A federal appeals court ruled in favor of the Affordable Care Act’s risk adjustment methodology, overturning a case brought forward by a New Mexico-based insurance cooperative.
New Mexico Health Connections (NMHC) originally filed suit in 2018, saying the risk adjustment methodology penalized small insurers. District Judge James Browning ruled in NMHC’s favor, saying the Department of Human Services’ approach to risk adjustment was “arbitrary and capricious.”
A three-judge panel on the U.S. Court of Appeals for the 10th Circuit unanimously overturned that decision on Tuesday, saying HHS justified its methodology for risk adjustment in making the program “budget neutral.”

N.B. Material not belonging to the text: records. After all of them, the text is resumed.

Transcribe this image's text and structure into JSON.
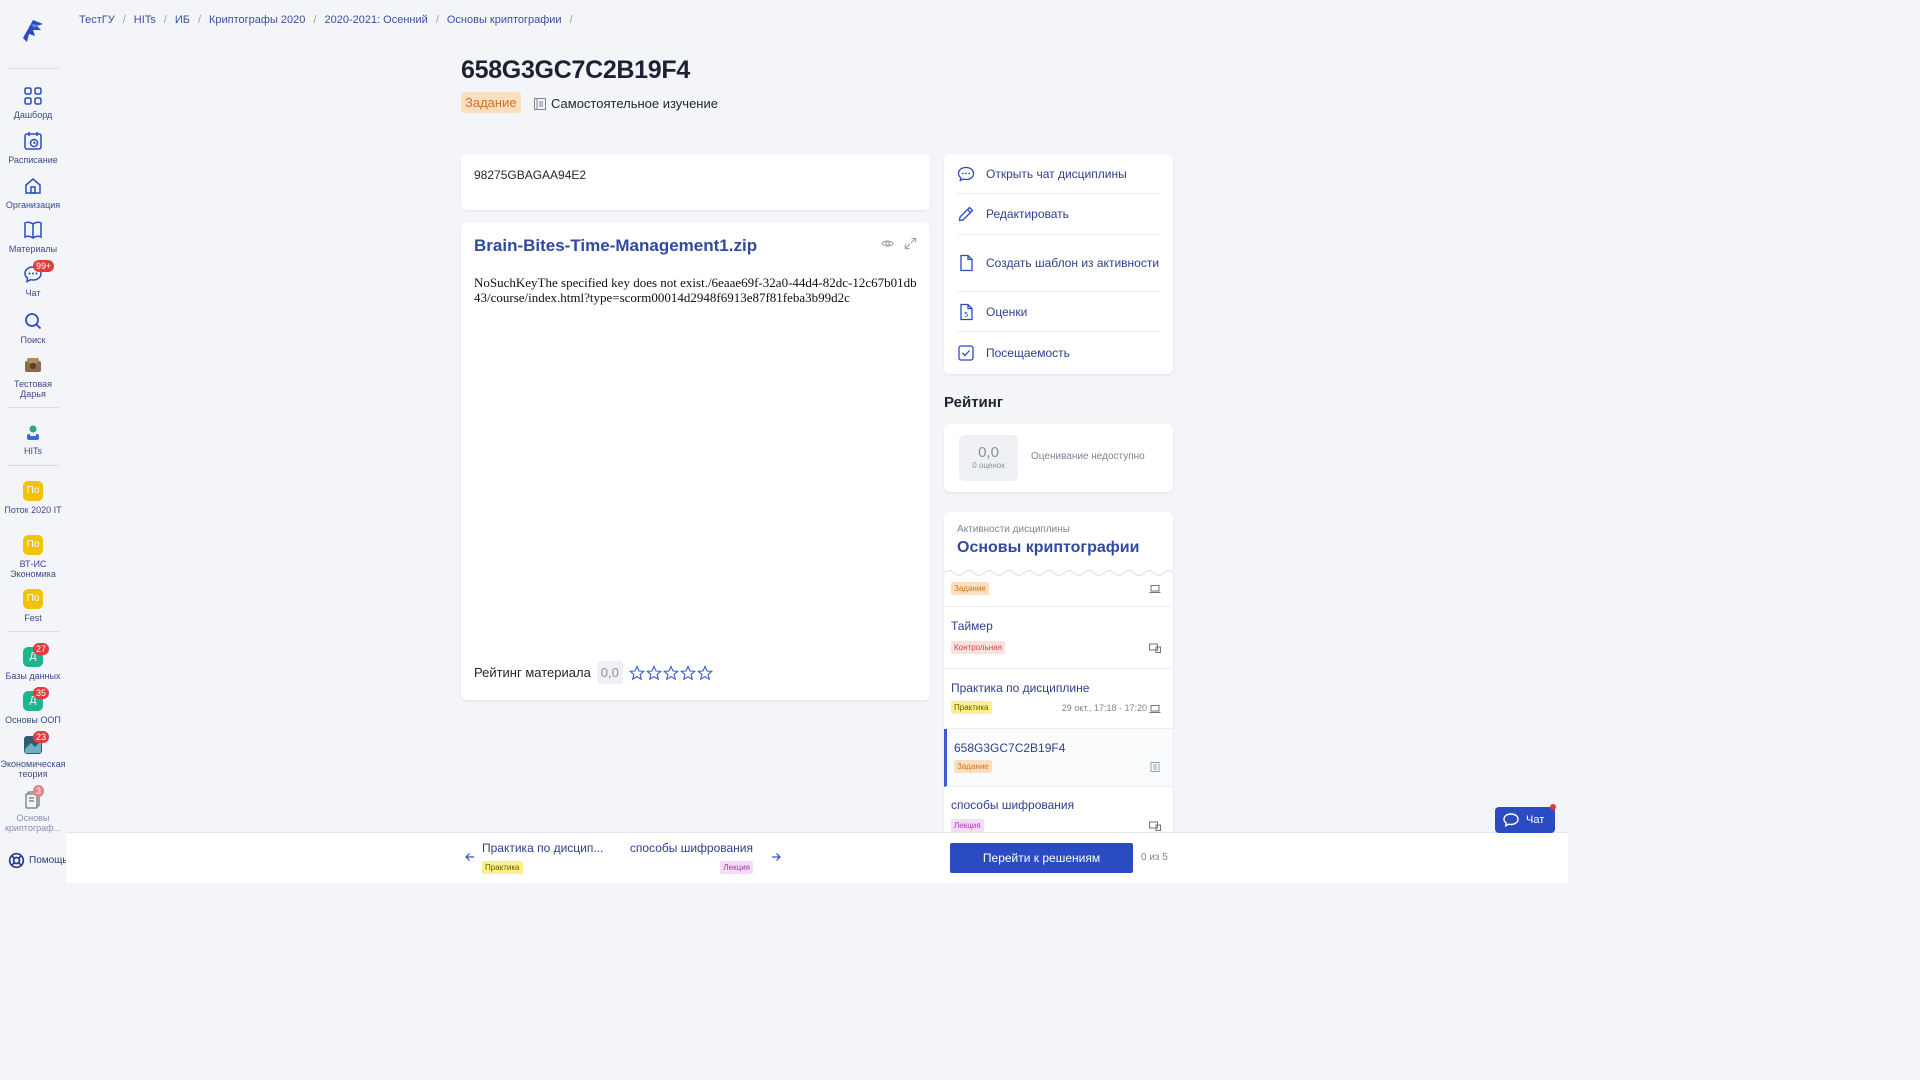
{
  "breadcrumb": [
    "ТестГУ",
    "HITs",
    "ИБ",
    "Криптографы 2020",
    "2020-2021: Осенний",
    "Основы криптографии"
  ],
  "page": {
    "title": "658G3GC7C2B19F4",
    "type_tag": "Задание",
    "mode": "Самостоятельное изучение",
    "code": "98275GBAGAA94E2"
  },
  "file": {
    "name": "Brain-Bites-Time-Management1.zip",
    "error": "NoSuchKeyThe specified key does not exist./6eaae69f-32a0-44d4-82dc-12c67b01db43/course/index.html?type=scorm00014d2948f6913e87f81feba3b99d2c",
    "rating_label": "Рейтинг материала",
    "rating_value": "0,0"
  },
  "sidebar": {
    "items": [
      {
        "label": "Дашборд"
      },
      {
        "label": "Расписание"
      },
      {
        "label": "Организация"
      },
      {
        "label": "Материалы"
      },
      {
        "label": "Чат",
        "badge": "99+"
      },
      {
        "label": "Поиск"
      },
      {
        "label": "Тестовая Дарья"
      },
      {
        "label": "HITs"
      },
      {
        "label": "Поток 2020 IT",
        "abbr": "По"
      },
      {
        "label": "ВТ-ИС Экономика",
        "abbr": "По"
      },
      {
        "label": "Fest",
        "abbr": "По"
      },
      {
        "label": "Базы данных",
        "abbr": "Д",
        "badge": "27"
      },
      {
        "label": "Основы ООП",
        "abbr": "Д",
        "badge": "35"
      },
      {
        "label": "Экономическая теория",
        "badge": "23"
      },
      {
        "label": "Основы криптограф...",
        "badge": "3"
      }
    ],
    "help": "Помощь"
  },
  "menu": {
    "items": [
      "Открыть чат дисциплины",
      "Редактировать",
      "Создать шаблон из активности",
      "Оценки",
      "Посещаемость"
    ]
  },
  "rating": {
    "heading": "Рейтинг",
    "value": "0,0",
    "count": "0 оценок",
    "note": "Оценивание недоступно"
  },
  "activities": {
    "subtitle": "Активности дисциплины",
    "title": "Основы криптографии",
    "items": [
      {
        "name": "",
        "tag": "Задание"
      },
      {
        "name": "Таймер",
        "tag": "Контрольная"
      },
      {
        "name": "Практика по дисциплине",
        "tag": "Практика",
        "date": "29 окт., 17:18 - 17:20"
      },
      {
        "name": "658G3GC7C2B19F4",
        "tag": "Задание"
      },
      {
        "name": "способы шифрования",
        "tag": "Лекция"
      }
    ]
  },
  "bottom": {
    "prev_name": "Практика по дисцип...",
    "prev_tag": "Практика",
    "next_name": "способы шифрования",
    "next_tag": "Лекция",
    "solve_button": "Перейти к решениям",
    "count": "0 из 5"
  },
  "chat_button": "Чат",
  "colors": {
    "accent": "#2b4bc2",
    "link": "#2f4aa0",
    "badge": "#e23b3b"
  }
}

The risk adjustment methodology is used for health plans that operate on the federal exchanges. Intended to discourage insurers from passing on patients with pre-existing conditions, it redistributes funds from plans with healthier members to those with sicker enrollees.
The Department of Health and Human Services redistributes the funds based on the statewide average premium. New Mexico Health Connections and other insurance cooperatives have challenged the methodology.
“Rather than create competition, they are crushing the small, innovative new entrants like NMHC,” the complaint stated.
NMHC would have paid more than $5 million in risk adjustment charges in 2018, the majority of which the co-op said would go to large insurers, such as Blue Cross and Blue Shield of New Mexico. In the complaint, NMHC called the payments an “upside-down his upside-down system of reverse Robin Hood.”
NMHC can bring the case before the 10th Circuit Court again or appeal to the Supreme Court. The case is New Mexico Health Connections v U.S. Department of Health & Human Services et al.